イメージではジャージャー麺などはドンピシャな組み合わせだと思います。少し冷やすと引き締まった味わいに立体感が出てきます。詳しく見る
上質な泡立ちと複雑味があり、万能選手
リョパール
リョパール ロゼ ブリュット・レセルバ 2019
税込3,740円
情野ソムリエのオススメポイント
スペインのスパークリング事情ですが、『脱・カバ』の傾向が顕著にみられます。カバよりもブドウの栽培地を狭め、ペネデス限定、地域100%オーガニック、熟成18ヶ月を行い、EUに認証を受けたスパニッシュ・スパークリング『コルピナット』が、プレミアム・スパークリングワイン産地として独立しました。
このロゼの搾汁は良質な『一番搾り果汁』のみを使い、雑味がなくピュアな味わいです。
ロゼなのでお料理の組み合わせも幅広く、ピザなどのフィンガーフードと合わせて楽しめます。ぜひ新たなスパニッシュ・スパークリングを一度お試しください。詳しく見る
おまとめ5本セット
情野さんおすすめ5本セット
税込13,750円
上記ワインをすべてお入れしたワインセットをご用意しました。
おまとめセット特価(15%OFF)にて販売いたします。詳しく見る
今月の聖杯
ドメーヌ・ウィリアム・フェーヴル
シャブリ・グラン・クリュ ブーグロ コート・ブーグロ 2017
税込16,720円
情野ソムリエのオススメポイント
僕がソムリエになり始めた約30年前のシャブリの立ち位置はレストランでは『なくてはならない』ワインリストの重要な白ワインでした。『白ワイン=シャブリ』しかなかったと言うソムリエの先輩方が多いです。これがその後、ブルゴーニュの他の『樽を効かせた』ムルソーやモンラッシェなどが日本の市場に紹介されるようになるとシャブリもすっかり影を潜めてしまいました。
ですが、実際僕の勤めるアピシウスのリストでも15年前は5アイテムしかシャブリはオンリストしていませんでしたが、今は20アイテムほどにボリュームが増えました。それは市場にシャブリの決定的な味わいの要素、『スッキリ・爽やか・クセがない』が再評価され始めたのかと思います。

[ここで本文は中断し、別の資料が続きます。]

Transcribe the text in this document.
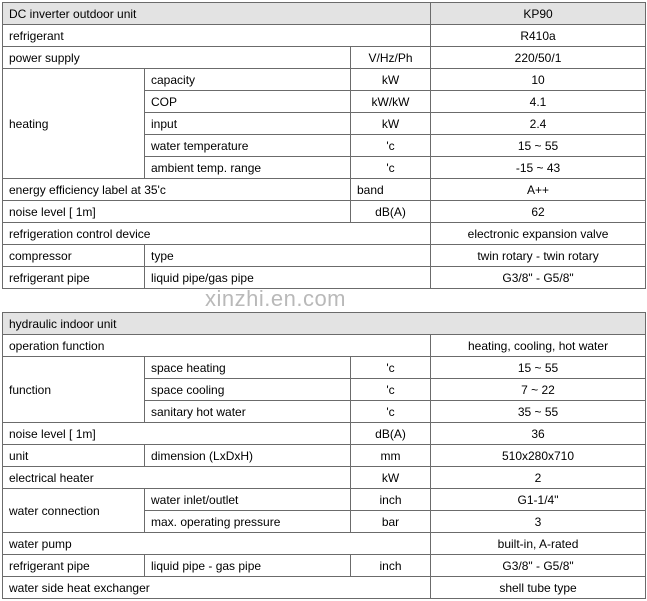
DC inverter outdoor unit			KP90
refrigerant			R410a
power supply		V/Hz/Ph	220/50/1
heating	capacity	kW	10
	COP	kW/kW	4.1
	input	kW	2.4
	water temperature	'c	15 ~ 55
	ambient temp. range	'c	-15 ~ 43
energy efficiency label at 35'c		band	A++
noise level [ 1m]		dB(A)	62
refrigeration control device			electronic expansion valve
compressor	type		twin rotary - twin rotary
refrigerant pipe	liquid pipe/gas pipe		G3/8" - G5/8"
xinzhi.en.com
hydraulic indoor unit			
operation function			heating, cooling, hot water
function	space heating	'c	15 ~ 55
	space cooling	'c	7 ~ 22
	sanitary hot water	'c	35 ~ 55
noise level [ 1m]		dB(A)	36
unit	dimension (LxDxH)	mm	510x280x710
electrical heater		kW	2
water connection	water inlet/outlet	inch	G1-1/4"
	max. operating pressure	bar	3
water pump			built-in, A-rated
refrigerant pipe	liquid pipe - gas pipe	inch	G3/8" - G5/8"
water side heat exchanger			shell tube type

今回のウィリアム・フェーブル社の所有するグラン・クリュは、ブーグロの中でも南向き、且つ最大傾斜45度の浅い土壌の区画をコート・ブーグロと名付けています。この区画はシャブリ・グラン・クリュの中で最も斜度がキツいのですが、南向きでブドウの成熟も良くしっかりと厚みのある味わいのシャルドネが取れます。
味わいのポイントは『キレとコク』。確かにスッキリしているのですが、コート・ブーグロ畑の特徴のボリューム感が上手にマッチしています。しかも余分な樽の香りが無くて飲み疲れません。余分な味わいは完全に削ぎ落しています。
ウィリアム・フェーブル社のワインメーカーでワインメーカー・オブ・ザ・イヤーのディディエ・セギエ氏が生み出す、まさに芸術品。ブドウのピュアさを存分に楽しんでいただけます。まさしく『ネイキッド・シャルドネの決定番』。汗ばむ季節に持ってこい、『いくらでも飲めそうな感覚』に襲われる白ワインです。飲むたびに納得する味わいです。